On an emotional level, these two works respond to the natural, and thus the spiritual, environment. However, I also feel that on an intellectual level, they are not so simple and straightforward, especially when they serve as a form of artistic expression. Any human activity—whether it is building a home or creating an artwork—affects our environment and the natural world, and creates conflict to varying degrees. Although Heritage was inspired by the Queensland landscape, it touches on a broader theme that explores the natural world’s current state. Although visually, it may be easy to perceive the work as a poetic interpretation of a utopian vision, its concept is actually quite sad. The title Heritage gestures at this.

What is the role of spectacle in your art?

The spectacular nature of my works is related to my personal experiences. I grew up in a small town; as a young boy I often looked at the starry sky and pondered the vastness of the universe. Before leaving China, I travelled to the Qinghai-Tibet Plateau and Dunhuang, where I experienced nature and learned about the long and rich history of the country. After I moved to Japan and ultimately to the United States, as a foreigner I had to speak louder in order to be heard in these different societies. In the small town I came from, to make things by blowing them up with gunpowder was a big enough gesture. Even though I was intentionally destroying my timid and cautious persona, I still needed courage to confront destiny. Perhaps it is because of this that I am skilled at creating and often make large-scale works.

CAI GUO-QIANGEucalyptus, 2013Spotted gum (Corymbia maculata), wooden stools, paper and pencils, 3150 cm. Photo by Natasha Harth. Courtesy QAGOMA, Brisbane. 

Chance, serendipity, unpredictability and chaos don’t seem to have come into your latest works as much as they have previously. Can you comment on how significant the unpredictable is to you?

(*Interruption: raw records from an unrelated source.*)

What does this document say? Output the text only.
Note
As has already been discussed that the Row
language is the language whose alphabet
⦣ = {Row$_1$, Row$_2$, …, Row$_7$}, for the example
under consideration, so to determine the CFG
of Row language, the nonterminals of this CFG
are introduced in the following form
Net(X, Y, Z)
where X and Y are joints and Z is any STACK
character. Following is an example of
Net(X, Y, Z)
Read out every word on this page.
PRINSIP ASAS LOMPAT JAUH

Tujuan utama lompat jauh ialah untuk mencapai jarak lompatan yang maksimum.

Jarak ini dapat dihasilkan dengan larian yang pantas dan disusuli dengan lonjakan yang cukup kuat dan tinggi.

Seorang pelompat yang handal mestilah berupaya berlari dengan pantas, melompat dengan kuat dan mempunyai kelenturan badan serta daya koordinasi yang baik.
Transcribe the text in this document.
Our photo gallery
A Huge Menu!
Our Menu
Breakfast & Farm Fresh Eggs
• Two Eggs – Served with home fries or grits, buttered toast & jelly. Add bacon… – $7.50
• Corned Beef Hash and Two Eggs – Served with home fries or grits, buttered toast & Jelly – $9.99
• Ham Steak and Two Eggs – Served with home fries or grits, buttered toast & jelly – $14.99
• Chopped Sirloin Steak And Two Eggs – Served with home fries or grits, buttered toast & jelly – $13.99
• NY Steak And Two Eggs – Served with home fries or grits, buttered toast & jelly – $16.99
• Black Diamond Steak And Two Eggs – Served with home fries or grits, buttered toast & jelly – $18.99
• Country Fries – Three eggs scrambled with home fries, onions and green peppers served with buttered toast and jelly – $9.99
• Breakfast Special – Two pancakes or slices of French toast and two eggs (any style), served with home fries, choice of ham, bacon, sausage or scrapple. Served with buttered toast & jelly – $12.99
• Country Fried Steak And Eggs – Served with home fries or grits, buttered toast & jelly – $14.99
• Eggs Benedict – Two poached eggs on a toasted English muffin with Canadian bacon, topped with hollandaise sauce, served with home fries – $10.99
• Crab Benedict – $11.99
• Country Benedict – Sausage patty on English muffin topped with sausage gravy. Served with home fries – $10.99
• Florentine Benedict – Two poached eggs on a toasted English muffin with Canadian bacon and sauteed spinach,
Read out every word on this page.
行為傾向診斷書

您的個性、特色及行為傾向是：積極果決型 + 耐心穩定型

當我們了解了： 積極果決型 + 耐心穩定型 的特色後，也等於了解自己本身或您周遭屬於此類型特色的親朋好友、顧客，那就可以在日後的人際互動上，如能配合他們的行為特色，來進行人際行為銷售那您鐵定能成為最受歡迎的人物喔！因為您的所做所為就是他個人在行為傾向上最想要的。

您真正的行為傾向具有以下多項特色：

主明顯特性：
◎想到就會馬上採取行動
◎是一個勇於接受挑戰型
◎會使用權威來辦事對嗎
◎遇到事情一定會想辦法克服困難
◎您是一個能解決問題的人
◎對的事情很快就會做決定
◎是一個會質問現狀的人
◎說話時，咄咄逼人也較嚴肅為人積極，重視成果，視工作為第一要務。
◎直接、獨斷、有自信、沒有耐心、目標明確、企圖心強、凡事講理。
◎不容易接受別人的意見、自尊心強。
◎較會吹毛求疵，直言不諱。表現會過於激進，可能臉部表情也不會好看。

Unpredictability is very important to me. From the very beginning when I was looking to use gunpowder, I became aware of my tendency to be controlling. I am relatively timid, and I want to make things perfectly. Therefore I needed something that could not be controlled and was destructive, so I thought of using gunpowder. Gunpowder brought a stronger element of chance. Over time, I have slowly formed habits and a degree of control over the medium, so I often have to challenge it in new ways. In my gunpowder drawings, I slowly felt that the potential for expression in outdoor explosions was diminishing, so I allowed the medium to become pure painting.  Once my work enters the realm of painting, it faces comparisons to other painterly issues from the history of art. This adds a lot of difficulty, especially when I attempt and strive to use gunpowder to express the spiritual pursuit in literati ink painting. Therefore I have to address gunpowder as a free, independent life force, and must consider how I am bouncing off that force. At the same time, I have to allow the tension and wild nature of the medium itself to run free, so I am constantly trying to strike a balance between control and anti-control. This often puts me in a passive state, which is a good state.

Do you ever fear that aesthetics and concept will succumb to to spectacle?

I am concerned, and it is precisely this concern that makes me want to create such works. The two can get lost easily, and that excites me. For instance, when I was designing the opening ceremony of the Olympic Games there were tens of thousands of spectators present. These spectacles and performances can easily lose their status as art. The parties involved—from governments, to nations, to the International Olympic Committee, to the billions of viewers sitting in front of their televisions—each have something they want. I wonder: is there any room left for your work and you as an artist? This is indeed difficult and dangerous, but I always try my hardest and attempt to squeeze art into these larger events, whether it is the Footprints of History that stride across the night sky in Beijing, or letting lovers’ climaxes determine when to ignite the fireworks in One Night Stand (2013). I am worried, but I deliberately cross the line.

Cai Guo-Qiang’s Falling Back to Earth is on view at QAGOMA through May 11, 2014.